Association Between Evolutionary Change in 5′ UTR Length and Reprogramming of Gene Expression

If 5′ UTR length is important for fine regulation of gene expression, it is reasonable to speculate that evolutionary change in 5′ UTR length has contributed to the divergence of gene expression. To test this hypothesis, we calculated the differences in 5′ UTR length and in ECC values between S. cerevisiae and C. albicans for 78 coherent GO groups that are shared by the two species. As shown in figure 2, the increase in 5′ UTR length is strongly correlated with the decrease in ECC (R = −0.64, P value = 2.84×10−10), suggesting that changes in 5′ UTR length have contributed to reprogramming of gene expression. Because the differences in 5′ UTR length between the two species in most GO groups are <20 bp and most ECC changes are less than 0.3, we focused on those GO groups with larger changes in 5′ UTR length (>20 bp) and ECC (>0.3). The distribution of GO groups with large ECC changes in S. cerevisiae are negatively skewed (reduced ECC), suggesting that the expression of these genes in S. cerevisiae has become more variable over different conditions compared with C. albicans, similar to a switch from growth-related genes to stress-related genes. Interestingly, all these GO groups with a reduced ECC are associated with a 5′ UTR length increase (fig. 2). Among the 11 GO groups with larger increases in 5′ UTR length (>20 bp) and more decreases in ECC (<−0.3) in S. cerevisiae, nine are involved in S. cerevisiae mitochondrial respiration and energy production (table 1 and supplementary table S5, Supplementary Material online). The average 5′ UTR lengths of some GO groups have even increased >100% in S. cerevisiae, such as GO:0046933 (124.8%) and GO:0005753 (109%).

FIG. 2.

FIG. 2.

Association of reduced ECC with 5′ UTR length increase. The changes in 5′ UTR length from Candida albicans to Saccharomyces cerevisiae in 78 shared GO groups are plotted against ECC changes. The increase in 5′ UTR length in S. cerevisiae is strongly correlated with the decrease in ECC. The 11 GO groups with the most significant changes in 5′ UTR length (>20 bp) and in ECC (<−0.3) since the divergence between the S. cerevisiae and C. albicans lineages are shaded in gray.

Table 1.

The 11 GO Groups That Show a Large Increase in 5′ UTR Length and a Reduced ECC in Saccharomyces cerevisiae Since Its Divergence from Candida albicans.

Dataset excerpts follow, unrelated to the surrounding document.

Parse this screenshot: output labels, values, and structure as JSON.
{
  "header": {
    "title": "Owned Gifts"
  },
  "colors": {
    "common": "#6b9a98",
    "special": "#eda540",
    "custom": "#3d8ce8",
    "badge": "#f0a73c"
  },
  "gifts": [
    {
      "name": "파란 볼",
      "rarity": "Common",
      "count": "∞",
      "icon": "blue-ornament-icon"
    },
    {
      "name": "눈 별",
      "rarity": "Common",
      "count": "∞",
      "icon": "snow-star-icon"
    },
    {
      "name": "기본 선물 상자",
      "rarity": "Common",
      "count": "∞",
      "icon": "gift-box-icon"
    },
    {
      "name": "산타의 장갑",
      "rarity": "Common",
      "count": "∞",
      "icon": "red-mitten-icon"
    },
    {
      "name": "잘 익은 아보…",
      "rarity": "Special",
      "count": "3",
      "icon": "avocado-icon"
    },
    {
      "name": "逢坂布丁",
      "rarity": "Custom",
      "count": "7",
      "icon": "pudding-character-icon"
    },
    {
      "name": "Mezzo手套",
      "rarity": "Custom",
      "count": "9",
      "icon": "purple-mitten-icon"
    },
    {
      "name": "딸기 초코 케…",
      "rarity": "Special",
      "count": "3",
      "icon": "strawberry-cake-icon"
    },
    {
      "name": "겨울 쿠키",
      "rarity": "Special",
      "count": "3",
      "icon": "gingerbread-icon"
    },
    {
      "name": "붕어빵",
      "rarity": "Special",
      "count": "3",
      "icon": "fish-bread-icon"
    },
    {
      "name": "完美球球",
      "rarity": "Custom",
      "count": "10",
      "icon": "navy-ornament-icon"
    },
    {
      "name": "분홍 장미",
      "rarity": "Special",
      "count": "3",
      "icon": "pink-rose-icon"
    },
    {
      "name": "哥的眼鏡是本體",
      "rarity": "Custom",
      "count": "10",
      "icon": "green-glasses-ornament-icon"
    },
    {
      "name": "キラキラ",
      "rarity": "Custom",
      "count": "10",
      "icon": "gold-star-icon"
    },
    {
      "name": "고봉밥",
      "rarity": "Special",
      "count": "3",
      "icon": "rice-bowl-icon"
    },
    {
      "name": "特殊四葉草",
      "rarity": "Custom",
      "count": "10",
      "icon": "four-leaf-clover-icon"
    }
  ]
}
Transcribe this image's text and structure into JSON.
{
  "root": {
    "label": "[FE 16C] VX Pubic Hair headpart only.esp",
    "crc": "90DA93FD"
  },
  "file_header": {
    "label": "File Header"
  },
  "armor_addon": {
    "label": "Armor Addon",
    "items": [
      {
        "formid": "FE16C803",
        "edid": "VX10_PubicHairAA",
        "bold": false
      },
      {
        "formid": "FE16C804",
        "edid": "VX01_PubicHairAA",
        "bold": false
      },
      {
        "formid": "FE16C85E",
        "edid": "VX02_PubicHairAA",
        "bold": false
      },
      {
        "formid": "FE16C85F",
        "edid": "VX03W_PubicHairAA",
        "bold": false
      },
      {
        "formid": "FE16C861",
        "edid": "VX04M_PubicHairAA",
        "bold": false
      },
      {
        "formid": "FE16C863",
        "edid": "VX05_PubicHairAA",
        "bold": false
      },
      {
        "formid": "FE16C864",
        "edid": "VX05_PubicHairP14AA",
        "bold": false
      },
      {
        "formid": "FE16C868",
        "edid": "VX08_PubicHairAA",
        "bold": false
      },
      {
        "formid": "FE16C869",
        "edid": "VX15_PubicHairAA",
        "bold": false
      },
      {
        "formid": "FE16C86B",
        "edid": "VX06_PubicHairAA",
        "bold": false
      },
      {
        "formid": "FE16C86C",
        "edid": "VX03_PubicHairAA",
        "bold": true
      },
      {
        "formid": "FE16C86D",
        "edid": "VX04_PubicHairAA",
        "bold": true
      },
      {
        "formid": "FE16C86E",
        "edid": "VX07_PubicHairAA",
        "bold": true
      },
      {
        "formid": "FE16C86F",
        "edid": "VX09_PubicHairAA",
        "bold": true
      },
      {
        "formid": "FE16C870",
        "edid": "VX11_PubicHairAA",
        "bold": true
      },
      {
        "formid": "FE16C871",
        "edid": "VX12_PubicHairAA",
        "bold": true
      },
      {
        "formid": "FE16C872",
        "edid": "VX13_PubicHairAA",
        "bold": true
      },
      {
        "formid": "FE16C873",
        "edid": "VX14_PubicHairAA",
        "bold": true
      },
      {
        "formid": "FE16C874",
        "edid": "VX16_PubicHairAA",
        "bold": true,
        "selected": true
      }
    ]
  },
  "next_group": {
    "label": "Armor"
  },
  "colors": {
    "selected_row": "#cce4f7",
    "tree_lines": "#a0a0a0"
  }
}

GO ID GO Annotation ECC Changea 5′ UTR Length Change (bp) % Length Changeb
GO:0005746c Mitochondrial respiratory chain −0.53 29.30 31.5
GO:0070469c Respiratory chain −0.51 24.85 26.7
GO:0022904c Respiratory electron transport chain −0.49 23.01 25.2
GO:0042773c ATP synthesis coupled electron transport −0.49 23.01 25.2
GO:0042775c Mitochondrial ATP synthesis coupled electron transport −0.49 23.01 25.2
GO:0005753c Mitochondrial proton-transporting ATP synthase complex −0.40 50.91 109.0
GO:0045259c Proton-transporting ATP synthase complex −0.40 50.91 109.0
GO:0051187 Cofactor catabolic process −0.34 61.35 70.5
GO:0006119c Oxidative phosphorylation −0.33 34.17 47.4
GO:0046933c Hydrogen ion transporting ATP synthase activity, rotational mechanism −0.33 55.61 124.8
GO:0009109 Coenzyme catabolic process −0.31 46.85 52.6
a

The GO groups are arranged in the decreasing order of the change in ECC.

b

The percent change in length is with respect to the 5′ UTR length of the gene in C. albicans.

c

GO groups involved in the mitochondrial respiration process.

To provide a test of the robustness of our results, we repeated our analysis using gene clusters binned by a different method. Ihmels et al. (2002) applied the signature algorithm to cluster S. cerevisiae genes into 86 transcriptional modules, using all available genome-wide expression data. The genes in the same module were shown to share a common TF–binding motif and were postulated to be involved in the same cellular pathway. Under the same cutoff (≥10 genes and CV < 1), we obtained 41 and 39 eligible modules in S. cerevisiae and in C. albicans, respectively. The correlations between the 5′ UTR length and ECC are −0.34 and −0.59 in the two species (supplementary fig. S4, Supplementary Material online). The correlation between the 5′ UTR length difference and ECC difference is −0.55 (P = 0.003). These results are consistent with that based on GO groups (figs. 1 and 2). In addition, there are three modules (module 5: 50 genes, module 55: 76 genes, and module 66: 24 genes) with the most significant changes in 5′ UTR length (>20 bp) and in ECC (<−0.3) since the divergence between the S. cerevisiae and C. albicans lineages (supplementary fig. S4, Supplementary Material online). Two of them (modules 5 and 55) are involved in the cellular respiration process, providing further support to our conclusion (supplementary table S6, Supplementary Material online).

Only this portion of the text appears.